PIMCO’s El-Erian: How Would Market React to Trillion-Dollar Coin?

El-Erian_Mohamed5The move might shock politicians into cleaning up the fiscal mess, but the rest of the world may see it as inflationary, bond manager says

BY JOHN SULLIVAN, ADVISORONE, Jnauary 11, 2013

A once-laughable idea continues to gain traction.

PIMCO’s Mohamed El-Erian took toFortune magazine on Friday to further explain the trillion-dollar coin as a solution to the coming debt debate in Congress.

“The platinum coin option is, according to many experts, a perfectly legal way for the administration to preemptively remove the threat of another debt ceiling debacle in the next few weeks,” El-Erian begins, before briefly explaining conventional wisdom as to how it world work.

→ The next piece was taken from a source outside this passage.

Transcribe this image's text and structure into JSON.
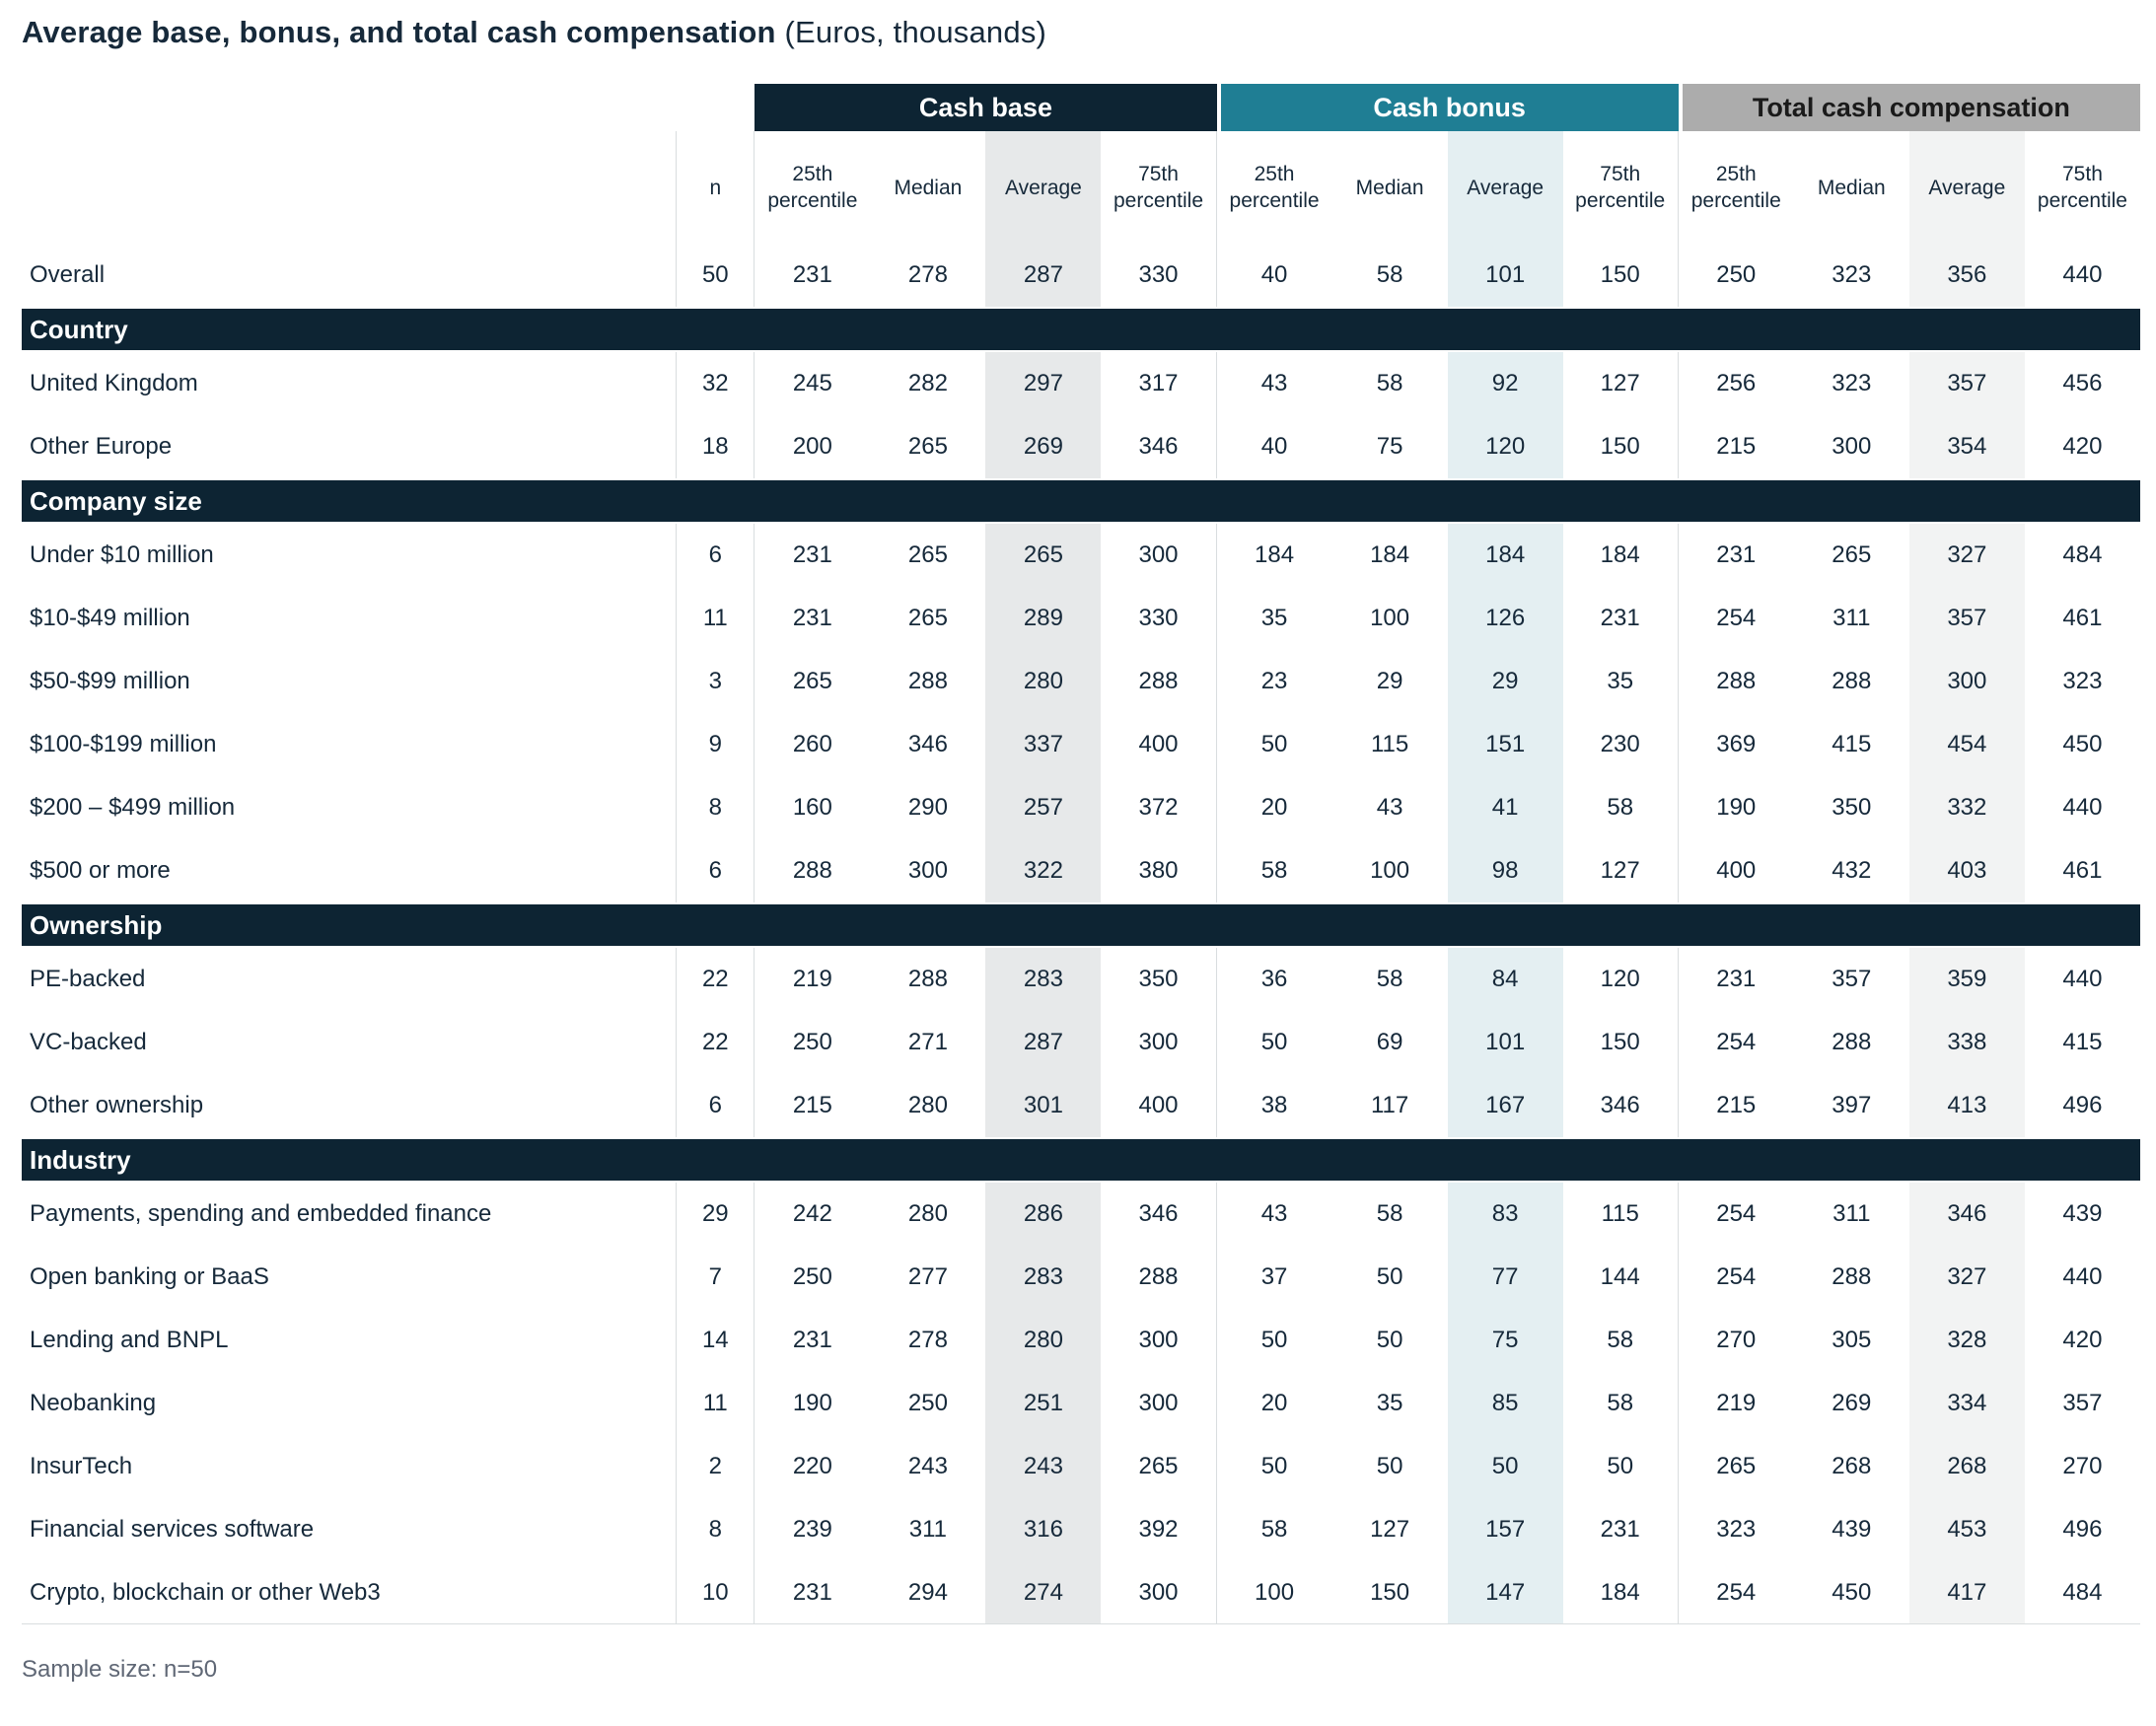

Under legal authority it already has (which is meant for decorative coins), the U.S. Treasury would issue to itself a very large platinum coin—say a single, trillion-dollar denomination, he writes. The coin would be deposited in the Treasury’s account at the Federal Reserve. Against this “credit,” the Treasury would withdraw from the central bank more conventional forms of money and use them to meet payment obligations that have already been approved by law.

“The key here is that the Treasury would raise money without borrowing. Thus, the increasingly binding debt limit would not apply; and congressional Republicans would be unable to hold the country hostage as happened just 18 months ago.”

How about the market implications, he rhetorically asks.

“I suspect that market reaction would be generally calm if the option were used as a way to diffuse what could otherwise be a repeat of the debt ceiling debacle in the summer of 2011—when political brinkmanship and bickering harmed growth, risk assets and the country’s credit rating.”

It could also encourage Congress to deal once and for all with the oddity of having to consider both annual budgets and disconnected debt limits, he adds.

“In fact, there is a reason why this dual approach is not prevalent outside our borders,” he said. “It is both redundant and harmful.”

What if the coin approach was to prove an end in itself, he asks in a follow-up question?

“Markets would worry about whether the approach would add considerable fuel to the fires of congressional discontent, dysfunction and polarization. Political risk would increase, serving to price out an even greater array of job- and growth-enhancing investments by the private sector.

“It was not so long ago that sensible people would have deemed a platinum coin option as a laughable nonstarter,” he wrote. “The fact that it is being now discussed so widely speaks loudly to the mess Congress has gotten itself (and the country) in.”

“The best way forward for everyone is for Congress to change the way it is currently handling its important economic responsibilities. Should this fail to occur, options such as the platinum coin will garner lots of attention in the months and years ahead.

“It would be a loss for all, domestically and around the world, if the unthinkable becomes the only operational approach for the U.S. In the process, congressional approval ratings would also dip below 10%, raising uncomfortable questions about the current state of our representative democracy.”